Evidemment, quand les critiques s'accumulent, comme ici, on doit toujours craindre des excès de la part d'un auteur qui veut établir un point : on en connaît plus d'un qui a fait un ouvrage pour faire un ouvrage, au mépris de la vérité. Et l'on vient à douter de ce qui est dit, et qui vient à l'encontre des louanges si abondamment répandues par ailleurs. Et c'est par le même mécanisme que la biographie du chimiste Marcellin Berthelot par Jean Jacques a souvent été discréditée, et notamment par les descendants de Berthelot, qui n'admettaient pas que l'on puisse critiquer leur ancêtre. Malgré l'intelligence de Jean Jacques, malgré son intelligence littéraire, il n'a pas réussi à éviter que ses propos ne soient rejetés car considérés comme excessif. Oui, on ne touche pas facilement aux idoles.
Pourtant, dans le cas de Jean Jacques, les faits sont donnés, et on a en réalité mille raisons de refuser d'admirer Marcellin Berthelot… car il ne reste pas grand-chose de ce dont on l'a paré. Si Berthelot a initialement été un méritant petit jeune homme intéressé par la chimie, il fut manifestement le constructeur de son propre mythe, au prix d'une certaine malhonnêteté intellectuelle.

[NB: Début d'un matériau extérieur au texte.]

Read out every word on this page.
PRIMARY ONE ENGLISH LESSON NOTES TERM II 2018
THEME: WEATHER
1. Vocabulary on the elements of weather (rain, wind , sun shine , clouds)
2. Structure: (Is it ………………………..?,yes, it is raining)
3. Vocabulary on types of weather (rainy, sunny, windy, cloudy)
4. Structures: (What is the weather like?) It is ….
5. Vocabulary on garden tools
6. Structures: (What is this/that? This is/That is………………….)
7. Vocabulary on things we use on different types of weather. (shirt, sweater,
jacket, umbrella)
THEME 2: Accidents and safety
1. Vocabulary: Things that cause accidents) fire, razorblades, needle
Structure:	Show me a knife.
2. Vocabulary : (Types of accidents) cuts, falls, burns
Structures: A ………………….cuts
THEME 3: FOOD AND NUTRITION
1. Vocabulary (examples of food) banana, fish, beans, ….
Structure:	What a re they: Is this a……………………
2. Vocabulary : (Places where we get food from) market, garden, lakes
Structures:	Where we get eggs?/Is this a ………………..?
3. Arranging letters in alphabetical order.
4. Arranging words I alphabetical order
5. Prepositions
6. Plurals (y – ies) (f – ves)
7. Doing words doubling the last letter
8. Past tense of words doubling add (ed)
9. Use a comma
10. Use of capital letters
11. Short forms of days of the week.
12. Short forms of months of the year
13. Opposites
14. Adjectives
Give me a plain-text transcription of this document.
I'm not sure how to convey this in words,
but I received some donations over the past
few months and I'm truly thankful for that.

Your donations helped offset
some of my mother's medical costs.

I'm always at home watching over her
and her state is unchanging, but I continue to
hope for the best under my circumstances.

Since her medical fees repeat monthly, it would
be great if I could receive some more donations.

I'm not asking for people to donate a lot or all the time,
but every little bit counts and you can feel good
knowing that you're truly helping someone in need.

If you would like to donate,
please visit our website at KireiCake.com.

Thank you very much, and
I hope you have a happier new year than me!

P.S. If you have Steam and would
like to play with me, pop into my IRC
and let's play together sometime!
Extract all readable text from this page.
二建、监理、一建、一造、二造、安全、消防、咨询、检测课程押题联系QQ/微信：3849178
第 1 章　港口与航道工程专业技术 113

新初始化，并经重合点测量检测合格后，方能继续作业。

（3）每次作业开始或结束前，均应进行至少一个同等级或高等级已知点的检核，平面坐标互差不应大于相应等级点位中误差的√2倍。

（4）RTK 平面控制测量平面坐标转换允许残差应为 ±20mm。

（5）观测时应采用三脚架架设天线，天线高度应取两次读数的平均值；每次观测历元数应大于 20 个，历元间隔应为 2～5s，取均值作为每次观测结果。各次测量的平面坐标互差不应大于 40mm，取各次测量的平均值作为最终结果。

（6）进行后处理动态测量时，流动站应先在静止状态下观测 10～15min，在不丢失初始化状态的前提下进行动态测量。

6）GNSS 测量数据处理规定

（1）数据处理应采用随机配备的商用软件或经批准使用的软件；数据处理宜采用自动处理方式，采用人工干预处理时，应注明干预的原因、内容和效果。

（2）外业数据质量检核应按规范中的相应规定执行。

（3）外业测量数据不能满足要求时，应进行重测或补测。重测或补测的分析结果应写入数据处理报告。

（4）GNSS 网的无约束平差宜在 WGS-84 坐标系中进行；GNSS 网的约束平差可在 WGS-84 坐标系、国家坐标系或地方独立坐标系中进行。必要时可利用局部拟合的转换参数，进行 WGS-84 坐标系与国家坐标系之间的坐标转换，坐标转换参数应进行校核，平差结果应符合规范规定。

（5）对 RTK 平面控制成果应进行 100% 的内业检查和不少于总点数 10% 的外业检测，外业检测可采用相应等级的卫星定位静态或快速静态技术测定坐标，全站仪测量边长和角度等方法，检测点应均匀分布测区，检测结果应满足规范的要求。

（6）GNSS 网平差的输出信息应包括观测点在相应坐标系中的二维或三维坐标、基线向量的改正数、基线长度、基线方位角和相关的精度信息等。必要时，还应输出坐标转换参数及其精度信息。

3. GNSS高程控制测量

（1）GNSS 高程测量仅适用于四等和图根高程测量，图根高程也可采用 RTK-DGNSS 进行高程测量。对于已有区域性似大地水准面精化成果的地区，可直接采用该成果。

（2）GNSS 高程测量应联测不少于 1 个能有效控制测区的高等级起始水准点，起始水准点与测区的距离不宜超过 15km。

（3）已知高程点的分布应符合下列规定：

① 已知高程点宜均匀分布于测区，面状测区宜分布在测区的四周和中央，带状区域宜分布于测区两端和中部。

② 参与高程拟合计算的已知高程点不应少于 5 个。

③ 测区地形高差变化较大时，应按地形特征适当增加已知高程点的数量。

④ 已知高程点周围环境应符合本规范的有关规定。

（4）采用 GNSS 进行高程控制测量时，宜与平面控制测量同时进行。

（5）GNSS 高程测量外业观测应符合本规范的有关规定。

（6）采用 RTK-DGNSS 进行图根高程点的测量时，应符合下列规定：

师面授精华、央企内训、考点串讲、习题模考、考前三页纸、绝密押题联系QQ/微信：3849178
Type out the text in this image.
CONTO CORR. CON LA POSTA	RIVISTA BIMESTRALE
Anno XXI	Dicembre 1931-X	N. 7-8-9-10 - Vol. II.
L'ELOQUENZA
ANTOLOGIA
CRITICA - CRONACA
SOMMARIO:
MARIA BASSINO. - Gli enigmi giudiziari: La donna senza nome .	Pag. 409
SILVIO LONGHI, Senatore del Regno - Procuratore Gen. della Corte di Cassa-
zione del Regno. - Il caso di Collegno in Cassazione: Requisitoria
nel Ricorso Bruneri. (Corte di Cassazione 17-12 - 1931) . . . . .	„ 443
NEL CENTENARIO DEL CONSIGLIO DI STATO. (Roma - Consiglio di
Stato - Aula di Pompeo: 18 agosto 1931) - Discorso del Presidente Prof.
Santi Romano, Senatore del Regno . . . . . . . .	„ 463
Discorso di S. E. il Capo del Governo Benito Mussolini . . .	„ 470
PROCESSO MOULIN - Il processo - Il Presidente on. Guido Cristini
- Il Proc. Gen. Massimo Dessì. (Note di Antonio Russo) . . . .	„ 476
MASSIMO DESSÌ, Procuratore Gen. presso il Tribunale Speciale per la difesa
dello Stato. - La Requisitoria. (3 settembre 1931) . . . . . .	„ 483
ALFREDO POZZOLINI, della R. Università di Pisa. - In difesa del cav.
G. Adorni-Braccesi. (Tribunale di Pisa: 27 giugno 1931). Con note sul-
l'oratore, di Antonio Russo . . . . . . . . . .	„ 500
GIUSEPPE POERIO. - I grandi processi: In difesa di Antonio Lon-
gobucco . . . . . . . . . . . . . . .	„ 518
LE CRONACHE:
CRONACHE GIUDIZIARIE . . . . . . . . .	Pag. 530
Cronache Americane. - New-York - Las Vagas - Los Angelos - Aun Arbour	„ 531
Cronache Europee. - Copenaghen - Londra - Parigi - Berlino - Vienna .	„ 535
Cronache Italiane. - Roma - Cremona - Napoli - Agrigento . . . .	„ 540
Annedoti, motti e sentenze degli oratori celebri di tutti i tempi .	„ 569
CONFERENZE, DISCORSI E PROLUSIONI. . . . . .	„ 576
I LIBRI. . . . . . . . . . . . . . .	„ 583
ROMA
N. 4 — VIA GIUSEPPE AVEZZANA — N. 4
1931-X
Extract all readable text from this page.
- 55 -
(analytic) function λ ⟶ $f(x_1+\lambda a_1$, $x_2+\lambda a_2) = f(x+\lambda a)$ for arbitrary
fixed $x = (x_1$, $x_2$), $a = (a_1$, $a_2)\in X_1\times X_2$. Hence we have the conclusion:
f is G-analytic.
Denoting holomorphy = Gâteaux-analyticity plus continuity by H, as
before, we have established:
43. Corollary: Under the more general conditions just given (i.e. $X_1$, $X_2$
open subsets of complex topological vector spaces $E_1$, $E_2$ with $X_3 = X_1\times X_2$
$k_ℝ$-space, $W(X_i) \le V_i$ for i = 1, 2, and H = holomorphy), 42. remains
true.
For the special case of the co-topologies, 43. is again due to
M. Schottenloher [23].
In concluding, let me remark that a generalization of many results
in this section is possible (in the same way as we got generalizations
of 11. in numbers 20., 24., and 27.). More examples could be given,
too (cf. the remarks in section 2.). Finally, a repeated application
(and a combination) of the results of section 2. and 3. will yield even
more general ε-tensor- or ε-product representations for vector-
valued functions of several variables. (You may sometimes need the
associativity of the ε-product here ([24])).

Et pour Diderot ? Oui, Diderot a trompé son épouse, et cela est mal… mais on pourra aussi considérer qu'il fut merveilleusement fidèle à Sophie Volland. Le critique nous dit que, marié initialement à une lingère, Diderot l'aurait initialement trompé avec une aristocrate, puis que, parvenu dans le monde, il aurait poursuivi ses infidélités. Stricto sensu, cela est exact, mais tendancieux, et l'on observera, à la décharge de Diderot, qu'il resta éperdument amoureux de Sophie Volland sans aucun espoir de « parvenir ». Diderot était sans doute trop impulsif pour être complètement arriviste !
Notre « homme à fiel » déplore les relations compliquées de Diderot avec Rousseau… mais il n'y a pas que Diderot qui ait dit de Rousseau qu'il avait un caractère déplorable, et, d'ailleurs, Rousseau s'est fâché avec la plupart de ses amis, avec souvent des comportements lâches et traitres (j'ajoute que je déteste la philosophie de Rousseau, parce qu'elle me semble très néfaste, un peu comme l'idéologie sous jacente de Thoreau : alors que j'admets parfaitement que l'on puisse chanter la « nature », je revendique que nous ne fassions pas l'apologie d'un retour trop naïf à cette dernière).
Diderot à Vincennes ? Ce fut quand même le cas, et, que sa captivité ait été légère ou pas, elle a duré cent jours ! N'était-il pas véritablement intolérable que des tyrans puissent avoir le pouvoir discrétionnaire d'enfermer qui ils voulaient ?
Et ainsi de suite.
Diderot n'est ni bon ni méchant, comme il le dit lui-même d'un personnage d'une de ses œuvres ; il est humain, et il faut le juger à l'aune de son travail, de ses oeuvres. La principale est l'Enclyclopédie, qui est le fruit d'un travail immense, mais je ne me lasse pas de Jacques le Fataliste.

Ce qui me fait rervenir à une discussion sur les scientifiques et leurs oeuvres. On sait bien que les scientifiques ne sont pas tous parfaits, humainement, mais certains ont fait des travaux merveilleux, obtenu des résultats extraordinaires. Louis Pasteur avait un caractère si terrible qu'il suscita la révolte des étudiants de l'Ecole normale supérieure… mais il découvrit quand même la chiralité et fonda la microbiologie. Davy était vaniteux… mais il découvrit le potassium et le sodium. Et ainsi de suite, jusqu'à Einstein, qui quitta sa première femme, en lui laissant un enfant dont il ne s'occupa guère.

J'ai proposé ailleurs de ne pas seulement louer l'homme ou la femme, ce qui est naïf, ni seulement louer l'oeuvre, ce qui ferait une science désincarnée. Je propose mais célébrer les deux ensemble, en s'intéressant moins aux conditions matérielles de production, qu'à tout le travail qui a été nécessaire pour produire les oeuvres.